For those of us who need a little bit of brush up on our school math, irrational numbers don’t have a definitive end nor fall into a pattern of repeating numbers… Like for example, some square roots like the square root of 2, Pi, Golden ratio, Euler’s number, the famous symbol ‘e’ which we see in scientific calculators…
 
Numbers being numbers don’t have colours and we the colour lovers need colours in everything! So why not weave them with lovely colours and see how the irrational number of the square root of 2 weaves up. Can we find some colourful ‘patterns’ even from an irrational number by the way it plays up in arranging them in 2 blocks of warp & weft? 
 
Time to experiment.

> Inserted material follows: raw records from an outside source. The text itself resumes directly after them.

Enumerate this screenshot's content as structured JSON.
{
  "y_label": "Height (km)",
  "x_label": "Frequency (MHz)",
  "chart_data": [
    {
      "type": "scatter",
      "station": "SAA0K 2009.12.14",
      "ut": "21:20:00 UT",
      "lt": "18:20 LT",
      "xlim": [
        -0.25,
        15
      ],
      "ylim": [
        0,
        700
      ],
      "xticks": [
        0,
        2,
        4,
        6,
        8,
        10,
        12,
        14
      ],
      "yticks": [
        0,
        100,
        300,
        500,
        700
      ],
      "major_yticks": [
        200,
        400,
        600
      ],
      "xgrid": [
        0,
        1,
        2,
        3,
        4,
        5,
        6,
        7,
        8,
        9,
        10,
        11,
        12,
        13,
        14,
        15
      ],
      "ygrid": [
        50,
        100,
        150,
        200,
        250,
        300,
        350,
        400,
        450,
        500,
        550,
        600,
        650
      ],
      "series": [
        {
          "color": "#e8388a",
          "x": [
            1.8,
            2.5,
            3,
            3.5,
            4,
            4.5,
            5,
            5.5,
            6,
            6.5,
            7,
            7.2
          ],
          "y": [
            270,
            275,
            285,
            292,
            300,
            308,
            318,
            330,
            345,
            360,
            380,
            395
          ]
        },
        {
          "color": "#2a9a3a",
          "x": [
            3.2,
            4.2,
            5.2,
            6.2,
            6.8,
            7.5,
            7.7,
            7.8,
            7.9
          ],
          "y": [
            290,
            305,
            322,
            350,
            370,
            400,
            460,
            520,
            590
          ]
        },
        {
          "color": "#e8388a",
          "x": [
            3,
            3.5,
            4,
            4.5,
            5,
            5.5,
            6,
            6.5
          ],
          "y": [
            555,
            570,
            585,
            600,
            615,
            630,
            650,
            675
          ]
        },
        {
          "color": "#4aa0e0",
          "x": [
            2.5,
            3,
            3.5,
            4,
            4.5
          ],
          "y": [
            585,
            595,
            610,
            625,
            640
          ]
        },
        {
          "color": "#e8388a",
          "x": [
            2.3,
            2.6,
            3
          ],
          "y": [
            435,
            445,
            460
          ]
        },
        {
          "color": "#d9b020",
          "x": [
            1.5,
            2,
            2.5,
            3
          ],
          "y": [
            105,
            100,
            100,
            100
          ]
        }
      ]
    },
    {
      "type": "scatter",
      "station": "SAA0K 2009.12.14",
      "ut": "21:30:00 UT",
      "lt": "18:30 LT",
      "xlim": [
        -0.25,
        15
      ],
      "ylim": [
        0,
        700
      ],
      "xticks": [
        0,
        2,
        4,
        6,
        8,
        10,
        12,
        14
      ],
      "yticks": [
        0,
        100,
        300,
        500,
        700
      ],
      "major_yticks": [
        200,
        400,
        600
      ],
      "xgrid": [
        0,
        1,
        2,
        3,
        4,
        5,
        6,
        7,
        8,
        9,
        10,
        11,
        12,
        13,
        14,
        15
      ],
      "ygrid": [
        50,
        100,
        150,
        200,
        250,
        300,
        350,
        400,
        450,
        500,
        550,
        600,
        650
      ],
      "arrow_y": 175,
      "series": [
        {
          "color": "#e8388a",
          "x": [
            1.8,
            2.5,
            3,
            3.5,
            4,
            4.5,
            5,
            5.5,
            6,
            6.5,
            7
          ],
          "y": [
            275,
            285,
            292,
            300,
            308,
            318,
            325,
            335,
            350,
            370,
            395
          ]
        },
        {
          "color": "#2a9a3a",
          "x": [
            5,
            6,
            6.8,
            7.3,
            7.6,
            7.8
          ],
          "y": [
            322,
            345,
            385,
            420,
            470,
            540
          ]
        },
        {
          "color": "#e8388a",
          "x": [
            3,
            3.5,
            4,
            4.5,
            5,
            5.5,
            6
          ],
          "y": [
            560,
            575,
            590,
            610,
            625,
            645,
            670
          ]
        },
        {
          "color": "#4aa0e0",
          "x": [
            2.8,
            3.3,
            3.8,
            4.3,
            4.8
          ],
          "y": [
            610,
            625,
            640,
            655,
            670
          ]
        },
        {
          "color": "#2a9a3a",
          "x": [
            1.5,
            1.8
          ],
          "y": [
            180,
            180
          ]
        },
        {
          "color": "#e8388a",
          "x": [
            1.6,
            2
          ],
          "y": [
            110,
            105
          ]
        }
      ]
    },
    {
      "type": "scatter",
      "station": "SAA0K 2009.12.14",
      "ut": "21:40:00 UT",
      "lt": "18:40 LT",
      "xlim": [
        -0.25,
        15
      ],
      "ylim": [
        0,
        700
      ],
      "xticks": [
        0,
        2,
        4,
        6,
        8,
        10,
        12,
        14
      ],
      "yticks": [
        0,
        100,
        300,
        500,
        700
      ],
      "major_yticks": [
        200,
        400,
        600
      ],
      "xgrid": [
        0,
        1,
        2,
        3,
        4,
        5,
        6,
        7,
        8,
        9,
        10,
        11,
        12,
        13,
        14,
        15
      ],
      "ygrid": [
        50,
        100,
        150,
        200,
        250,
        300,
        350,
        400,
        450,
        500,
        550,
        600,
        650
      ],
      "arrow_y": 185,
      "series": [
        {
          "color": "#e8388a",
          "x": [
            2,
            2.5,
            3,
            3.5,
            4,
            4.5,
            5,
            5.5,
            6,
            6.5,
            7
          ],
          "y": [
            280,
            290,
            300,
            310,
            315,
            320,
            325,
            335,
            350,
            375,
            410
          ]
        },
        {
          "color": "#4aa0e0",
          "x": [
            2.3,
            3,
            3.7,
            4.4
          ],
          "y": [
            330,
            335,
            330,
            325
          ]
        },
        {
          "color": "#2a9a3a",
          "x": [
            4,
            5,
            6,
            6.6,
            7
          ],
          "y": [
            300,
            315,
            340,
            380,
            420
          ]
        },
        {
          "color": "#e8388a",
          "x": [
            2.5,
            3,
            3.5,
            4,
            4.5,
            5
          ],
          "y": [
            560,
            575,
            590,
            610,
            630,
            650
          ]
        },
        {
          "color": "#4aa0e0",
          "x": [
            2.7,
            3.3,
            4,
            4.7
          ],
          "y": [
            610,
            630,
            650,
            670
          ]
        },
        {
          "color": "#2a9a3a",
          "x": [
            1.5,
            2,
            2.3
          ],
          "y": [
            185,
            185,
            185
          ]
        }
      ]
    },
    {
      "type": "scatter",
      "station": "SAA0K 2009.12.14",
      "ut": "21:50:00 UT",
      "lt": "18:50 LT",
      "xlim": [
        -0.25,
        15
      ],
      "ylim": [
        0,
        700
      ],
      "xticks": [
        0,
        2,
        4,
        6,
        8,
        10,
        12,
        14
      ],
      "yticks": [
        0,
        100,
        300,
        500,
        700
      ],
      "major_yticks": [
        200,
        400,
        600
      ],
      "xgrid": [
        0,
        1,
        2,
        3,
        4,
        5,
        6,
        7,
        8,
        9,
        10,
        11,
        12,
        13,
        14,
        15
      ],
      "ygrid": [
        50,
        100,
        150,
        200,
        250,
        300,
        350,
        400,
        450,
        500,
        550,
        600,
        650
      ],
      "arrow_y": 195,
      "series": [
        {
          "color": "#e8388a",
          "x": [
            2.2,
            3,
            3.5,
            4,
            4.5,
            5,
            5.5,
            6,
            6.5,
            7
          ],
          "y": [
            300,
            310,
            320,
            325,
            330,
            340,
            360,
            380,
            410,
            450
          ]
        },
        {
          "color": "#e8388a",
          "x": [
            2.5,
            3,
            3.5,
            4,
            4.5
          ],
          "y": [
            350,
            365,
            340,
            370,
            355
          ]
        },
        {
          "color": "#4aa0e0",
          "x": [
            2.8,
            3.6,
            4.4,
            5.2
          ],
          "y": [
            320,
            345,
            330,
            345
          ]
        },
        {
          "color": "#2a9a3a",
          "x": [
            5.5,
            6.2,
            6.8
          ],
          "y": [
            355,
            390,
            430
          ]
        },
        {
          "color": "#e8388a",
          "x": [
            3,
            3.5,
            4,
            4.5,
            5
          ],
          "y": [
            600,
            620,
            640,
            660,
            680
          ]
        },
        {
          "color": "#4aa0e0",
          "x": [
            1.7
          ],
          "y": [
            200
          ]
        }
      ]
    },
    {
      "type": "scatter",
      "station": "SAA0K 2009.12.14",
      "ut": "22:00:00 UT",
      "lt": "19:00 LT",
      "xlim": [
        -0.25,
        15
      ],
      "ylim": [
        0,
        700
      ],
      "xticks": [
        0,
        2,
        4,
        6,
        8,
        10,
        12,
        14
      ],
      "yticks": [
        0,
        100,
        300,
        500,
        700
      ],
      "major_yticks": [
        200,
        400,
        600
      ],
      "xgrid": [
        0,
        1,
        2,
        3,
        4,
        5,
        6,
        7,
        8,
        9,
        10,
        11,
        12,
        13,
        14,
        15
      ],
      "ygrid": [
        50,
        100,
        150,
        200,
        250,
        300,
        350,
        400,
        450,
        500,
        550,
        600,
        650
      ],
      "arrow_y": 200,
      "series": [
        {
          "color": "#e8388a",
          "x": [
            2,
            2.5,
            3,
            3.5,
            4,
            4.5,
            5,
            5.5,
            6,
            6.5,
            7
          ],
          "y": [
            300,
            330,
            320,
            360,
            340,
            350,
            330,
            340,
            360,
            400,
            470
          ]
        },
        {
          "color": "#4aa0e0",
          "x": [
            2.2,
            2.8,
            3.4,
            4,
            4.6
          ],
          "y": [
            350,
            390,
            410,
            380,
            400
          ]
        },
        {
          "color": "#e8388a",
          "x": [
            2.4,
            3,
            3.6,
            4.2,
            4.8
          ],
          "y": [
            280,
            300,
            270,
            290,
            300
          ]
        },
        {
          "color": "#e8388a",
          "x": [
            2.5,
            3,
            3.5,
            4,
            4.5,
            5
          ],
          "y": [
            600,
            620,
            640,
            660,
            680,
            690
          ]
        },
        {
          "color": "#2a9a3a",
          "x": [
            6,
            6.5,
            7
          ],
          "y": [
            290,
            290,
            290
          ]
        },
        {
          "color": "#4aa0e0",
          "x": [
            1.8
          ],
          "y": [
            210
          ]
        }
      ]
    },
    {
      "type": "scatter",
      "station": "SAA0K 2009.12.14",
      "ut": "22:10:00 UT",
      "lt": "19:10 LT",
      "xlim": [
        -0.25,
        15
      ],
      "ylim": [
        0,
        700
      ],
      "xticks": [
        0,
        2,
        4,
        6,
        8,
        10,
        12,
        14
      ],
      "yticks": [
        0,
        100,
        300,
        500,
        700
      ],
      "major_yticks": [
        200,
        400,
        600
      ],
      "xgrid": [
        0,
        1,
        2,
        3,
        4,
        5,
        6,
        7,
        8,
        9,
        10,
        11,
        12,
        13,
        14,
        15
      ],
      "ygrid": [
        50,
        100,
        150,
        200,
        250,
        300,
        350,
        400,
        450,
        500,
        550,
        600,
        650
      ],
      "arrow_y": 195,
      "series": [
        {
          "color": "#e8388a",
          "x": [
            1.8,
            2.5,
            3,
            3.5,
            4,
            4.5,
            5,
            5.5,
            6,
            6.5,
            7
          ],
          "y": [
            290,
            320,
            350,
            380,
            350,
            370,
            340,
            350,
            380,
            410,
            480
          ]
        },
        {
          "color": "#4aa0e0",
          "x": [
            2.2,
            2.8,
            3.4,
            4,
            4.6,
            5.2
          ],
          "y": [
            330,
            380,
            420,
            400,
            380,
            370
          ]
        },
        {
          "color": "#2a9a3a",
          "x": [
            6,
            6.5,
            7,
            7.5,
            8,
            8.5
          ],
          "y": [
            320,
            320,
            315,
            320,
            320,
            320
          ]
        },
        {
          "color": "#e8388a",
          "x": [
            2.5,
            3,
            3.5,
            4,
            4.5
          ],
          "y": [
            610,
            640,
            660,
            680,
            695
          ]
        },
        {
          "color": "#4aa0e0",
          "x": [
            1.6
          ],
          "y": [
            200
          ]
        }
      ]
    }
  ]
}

We make a warp with 9 lovely colours with mercerized cotton 5/2, each to an inch width. Take the first 40 decimals of the square root of 2 which is 1.4142135623730950488016887242096980785696. Numbered the warp colours from 1-9 and weave the same colours as per the above sequence. For ‘zero’, we decided to use black yarn for weft for that block. Each block was woven for half an inch.

 

 

Wow, a beautiful colour block! Anybody seeing a pattern somewhere?!
 
Coming back to Hippasus’ story, many other followers of Pythagoras did not acknowledge the existence of s ‘irrational numbers’ so much so when Hippasus was drowned at sea, they said it was a punishment by God!